If God is good, then we must trust that his decisions are good.

He has a good purpose in all that he does, even when his purposes collide with the expectations of our humanistic thinking. We tend to elevate ourselves so that we are all but equal with God. We tend to forget that God is our all-powerful Creator and that we have rebelled against him. Paul puts us in our proper place with his answer to our question.But Paul also provides further explanation of why God creates vessels unto dishonor. He does it to display his wrath against sin. He does it to reveal his power over evil. Yet God is not pleased with the existence of evil. He endures with much longsuffering the vessels of wrath. Though it is true that they play a role in the overarching purposes of God, God is not pleased with their sin. God is responsible for their creation and destruction, but they themselves are responsible for their sin.On the other hand, why does God create vessels of mercy? Paul explains that God personally prepares them in order to display the riches of his glory through their salvation. They themselves are responsible for their sin, but God is responsible for their salvation.
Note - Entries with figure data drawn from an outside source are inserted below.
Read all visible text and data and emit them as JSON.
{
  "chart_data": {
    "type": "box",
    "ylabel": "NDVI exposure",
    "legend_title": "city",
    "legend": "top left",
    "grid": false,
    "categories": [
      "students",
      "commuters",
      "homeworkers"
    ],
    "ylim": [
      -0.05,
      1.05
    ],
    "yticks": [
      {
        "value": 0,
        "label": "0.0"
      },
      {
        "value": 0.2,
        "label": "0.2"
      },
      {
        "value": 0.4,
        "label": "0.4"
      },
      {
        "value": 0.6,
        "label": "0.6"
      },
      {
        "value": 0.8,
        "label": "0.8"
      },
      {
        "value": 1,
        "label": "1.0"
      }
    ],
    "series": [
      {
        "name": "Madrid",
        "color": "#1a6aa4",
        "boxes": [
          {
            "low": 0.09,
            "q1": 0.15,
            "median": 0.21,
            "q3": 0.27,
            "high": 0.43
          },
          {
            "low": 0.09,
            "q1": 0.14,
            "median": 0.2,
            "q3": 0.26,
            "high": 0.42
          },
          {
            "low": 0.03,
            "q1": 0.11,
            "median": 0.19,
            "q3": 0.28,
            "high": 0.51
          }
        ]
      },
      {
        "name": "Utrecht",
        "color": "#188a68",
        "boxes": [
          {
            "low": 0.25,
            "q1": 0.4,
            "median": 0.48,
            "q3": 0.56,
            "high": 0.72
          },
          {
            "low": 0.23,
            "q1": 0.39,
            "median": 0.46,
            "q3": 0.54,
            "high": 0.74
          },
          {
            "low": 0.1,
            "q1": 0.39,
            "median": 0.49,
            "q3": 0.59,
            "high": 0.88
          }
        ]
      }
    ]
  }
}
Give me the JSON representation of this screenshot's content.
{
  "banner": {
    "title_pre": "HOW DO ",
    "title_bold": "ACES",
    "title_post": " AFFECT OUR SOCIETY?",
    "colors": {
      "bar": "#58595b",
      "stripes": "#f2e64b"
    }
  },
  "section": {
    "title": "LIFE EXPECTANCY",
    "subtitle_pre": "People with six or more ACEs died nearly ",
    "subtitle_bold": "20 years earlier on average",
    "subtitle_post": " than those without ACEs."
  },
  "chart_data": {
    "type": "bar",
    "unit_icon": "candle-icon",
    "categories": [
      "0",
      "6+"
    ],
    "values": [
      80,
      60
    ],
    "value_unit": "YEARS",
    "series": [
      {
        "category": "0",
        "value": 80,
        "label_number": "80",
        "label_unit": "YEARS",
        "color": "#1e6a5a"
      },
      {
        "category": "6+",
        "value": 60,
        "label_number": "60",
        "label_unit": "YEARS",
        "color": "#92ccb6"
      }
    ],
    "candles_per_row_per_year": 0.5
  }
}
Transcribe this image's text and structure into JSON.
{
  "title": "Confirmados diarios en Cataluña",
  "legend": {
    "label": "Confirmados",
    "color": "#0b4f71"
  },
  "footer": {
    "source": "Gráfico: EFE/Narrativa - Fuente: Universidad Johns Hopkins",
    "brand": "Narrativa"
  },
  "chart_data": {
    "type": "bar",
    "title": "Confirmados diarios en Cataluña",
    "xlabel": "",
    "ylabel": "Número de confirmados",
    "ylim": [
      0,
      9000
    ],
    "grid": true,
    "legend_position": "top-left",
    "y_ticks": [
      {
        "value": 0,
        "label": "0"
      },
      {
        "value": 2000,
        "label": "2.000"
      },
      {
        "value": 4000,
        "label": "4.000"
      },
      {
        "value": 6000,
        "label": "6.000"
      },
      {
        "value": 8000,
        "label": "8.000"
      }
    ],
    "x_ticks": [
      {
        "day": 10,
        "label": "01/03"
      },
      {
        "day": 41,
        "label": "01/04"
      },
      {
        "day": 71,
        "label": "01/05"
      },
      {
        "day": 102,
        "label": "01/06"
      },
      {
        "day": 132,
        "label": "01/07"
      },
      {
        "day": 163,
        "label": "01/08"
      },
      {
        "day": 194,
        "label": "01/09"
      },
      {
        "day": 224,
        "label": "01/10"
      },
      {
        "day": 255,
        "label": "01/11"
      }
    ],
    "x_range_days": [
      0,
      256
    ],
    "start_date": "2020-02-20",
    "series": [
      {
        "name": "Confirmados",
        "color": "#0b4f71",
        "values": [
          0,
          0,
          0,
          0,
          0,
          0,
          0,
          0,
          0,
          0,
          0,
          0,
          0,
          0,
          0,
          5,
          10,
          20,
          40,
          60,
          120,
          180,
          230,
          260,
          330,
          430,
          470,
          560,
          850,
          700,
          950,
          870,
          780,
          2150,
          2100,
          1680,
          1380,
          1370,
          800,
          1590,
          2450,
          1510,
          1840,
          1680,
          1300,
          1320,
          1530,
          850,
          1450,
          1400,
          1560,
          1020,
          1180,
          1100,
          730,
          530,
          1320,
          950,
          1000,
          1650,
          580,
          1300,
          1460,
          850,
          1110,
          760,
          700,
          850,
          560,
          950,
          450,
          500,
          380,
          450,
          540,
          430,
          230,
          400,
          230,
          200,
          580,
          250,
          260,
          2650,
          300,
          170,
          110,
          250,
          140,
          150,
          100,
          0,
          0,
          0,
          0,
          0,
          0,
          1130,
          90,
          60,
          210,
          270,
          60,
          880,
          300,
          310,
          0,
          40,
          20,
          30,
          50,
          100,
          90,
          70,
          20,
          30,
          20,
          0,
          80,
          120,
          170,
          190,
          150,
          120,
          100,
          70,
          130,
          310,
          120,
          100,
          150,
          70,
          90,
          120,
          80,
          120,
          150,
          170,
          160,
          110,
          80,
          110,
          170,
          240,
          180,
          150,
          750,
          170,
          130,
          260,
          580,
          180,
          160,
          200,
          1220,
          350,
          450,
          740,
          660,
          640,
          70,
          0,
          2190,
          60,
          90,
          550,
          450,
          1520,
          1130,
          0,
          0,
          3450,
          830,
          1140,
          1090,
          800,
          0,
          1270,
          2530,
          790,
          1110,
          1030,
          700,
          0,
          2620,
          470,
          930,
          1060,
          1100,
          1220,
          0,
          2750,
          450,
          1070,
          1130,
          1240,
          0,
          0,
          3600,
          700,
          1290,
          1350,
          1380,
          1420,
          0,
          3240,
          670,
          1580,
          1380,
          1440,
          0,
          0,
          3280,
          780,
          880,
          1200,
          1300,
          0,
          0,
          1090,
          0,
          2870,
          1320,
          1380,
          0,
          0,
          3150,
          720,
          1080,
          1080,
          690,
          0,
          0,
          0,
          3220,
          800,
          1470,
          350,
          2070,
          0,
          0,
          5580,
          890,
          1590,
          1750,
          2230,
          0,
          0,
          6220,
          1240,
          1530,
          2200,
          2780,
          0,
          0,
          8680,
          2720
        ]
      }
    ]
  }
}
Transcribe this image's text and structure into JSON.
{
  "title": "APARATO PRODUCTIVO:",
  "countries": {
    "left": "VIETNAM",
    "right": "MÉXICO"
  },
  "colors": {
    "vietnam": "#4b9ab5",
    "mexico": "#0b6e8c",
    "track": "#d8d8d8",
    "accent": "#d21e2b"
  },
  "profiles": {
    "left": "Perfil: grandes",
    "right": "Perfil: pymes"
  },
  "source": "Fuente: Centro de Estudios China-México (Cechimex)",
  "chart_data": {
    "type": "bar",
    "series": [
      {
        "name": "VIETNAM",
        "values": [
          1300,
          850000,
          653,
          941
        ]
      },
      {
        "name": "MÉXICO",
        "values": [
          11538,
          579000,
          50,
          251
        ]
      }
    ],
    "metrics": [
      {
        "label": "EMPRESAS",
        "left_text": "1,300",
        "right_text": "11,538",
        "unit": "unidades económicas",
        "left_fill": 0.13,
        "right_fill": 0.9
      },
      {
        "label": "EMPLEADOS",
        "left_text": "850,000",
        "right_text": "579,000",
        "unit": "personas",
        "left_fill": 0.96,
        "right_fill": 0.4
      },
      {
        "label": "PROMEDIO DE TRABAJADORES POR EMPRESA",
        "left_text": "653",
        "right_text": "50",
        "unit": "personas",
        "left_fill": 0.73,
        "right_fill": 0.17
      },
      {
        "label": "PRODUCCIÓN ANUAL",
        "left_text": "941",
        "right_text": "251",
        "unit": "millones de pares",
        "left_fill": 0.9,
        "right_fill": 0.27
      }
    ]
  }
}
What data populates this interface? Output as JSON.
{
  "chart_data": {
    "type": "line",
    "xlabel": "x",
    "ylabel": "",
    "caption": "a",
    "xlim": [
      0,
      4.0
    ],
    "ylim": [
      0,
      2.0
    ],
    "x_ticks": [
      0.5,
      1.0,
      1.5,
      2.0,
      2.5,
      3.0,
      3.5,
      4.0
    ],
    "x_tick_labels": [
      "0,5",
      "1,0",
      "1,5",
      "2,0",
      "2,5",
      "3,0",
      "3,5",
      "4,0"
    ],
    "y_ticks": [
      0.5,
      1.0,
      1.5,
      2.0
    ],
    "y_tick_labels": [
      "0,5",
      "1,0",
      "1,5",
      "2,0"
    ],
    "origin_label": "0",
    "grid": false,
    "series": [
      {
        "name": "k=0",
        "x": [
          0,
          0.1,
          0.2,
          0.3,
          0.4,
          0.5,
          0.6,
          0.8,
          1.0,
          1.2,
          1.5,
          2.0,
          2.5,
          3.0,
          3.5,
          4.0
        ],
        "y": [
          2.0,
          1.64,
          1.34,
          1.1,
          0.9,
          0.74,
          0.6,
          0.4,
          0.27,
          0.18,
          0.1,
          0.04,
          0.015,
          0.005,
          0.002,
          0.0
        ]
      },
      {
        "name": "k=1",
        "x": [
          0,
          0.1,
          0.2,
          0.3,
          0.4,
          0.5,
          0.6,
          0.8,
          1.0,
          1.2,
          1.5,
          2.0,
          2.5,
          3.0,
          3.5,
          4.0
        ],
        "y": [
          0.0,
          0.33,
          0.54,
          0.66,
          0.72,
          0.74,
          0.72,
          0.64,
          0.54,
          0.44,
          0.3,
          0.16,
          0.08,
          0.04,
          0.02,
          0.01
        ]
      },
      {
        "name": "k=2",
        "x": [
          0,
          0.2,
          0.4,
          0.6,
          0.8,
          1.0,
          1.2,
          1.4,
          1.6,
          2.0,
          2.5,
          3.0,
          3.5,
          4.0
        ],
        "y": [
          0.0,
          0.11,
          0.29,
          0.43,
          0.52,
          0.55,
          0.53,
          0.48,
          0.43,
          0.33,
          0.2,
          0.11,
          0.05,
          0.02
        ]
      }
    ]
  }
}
Salvation Is By Grace Through Faith

How do all these considerations relate back to Paul's original concern at the outset of this chapter? Paul has demonstrated that God is sovereign over the salvation of the Jewish people. The fact that many Jews were lost through their rejection of the Messiah did not nullify or contradict the purposes of God. Paul goes on to say that these considerations apply not only to the salvation of Jews, but also to the salvation of Gentiles. The vessels of mercy are “even us, whom he hath called, not of the Jews only, but also of the Gentiles” (verse 24). Paul then quotes from several Old Testament passages in order to prove that God had always purposed to bring in many Gentiles while many Jews would fall away.

Paul explains that many Gentiles obtained salvation because they sought it through faith in Jesus Christ (verse 30). Many Jews did not obtain salvation because they sought it by the works of the law (verses 31-32). Many Jews saw Jesus as an offense rather than a Savior, and they stumbled. But many Gentiles believed on him as the Son of God, and the promise of God is that “whosoever believeth on him shall not be ashamed” (verse 33).

Are you trusting in Jesus Christ as your Savior? If so, you will not be ashamed. The God who is sovereign over salvation has promised that those who come to Christ for mercy will find it. His purposes regarding the salvation of sinners cannot be thwarted, so you can safely trust in his promise to those who have faith in his Son.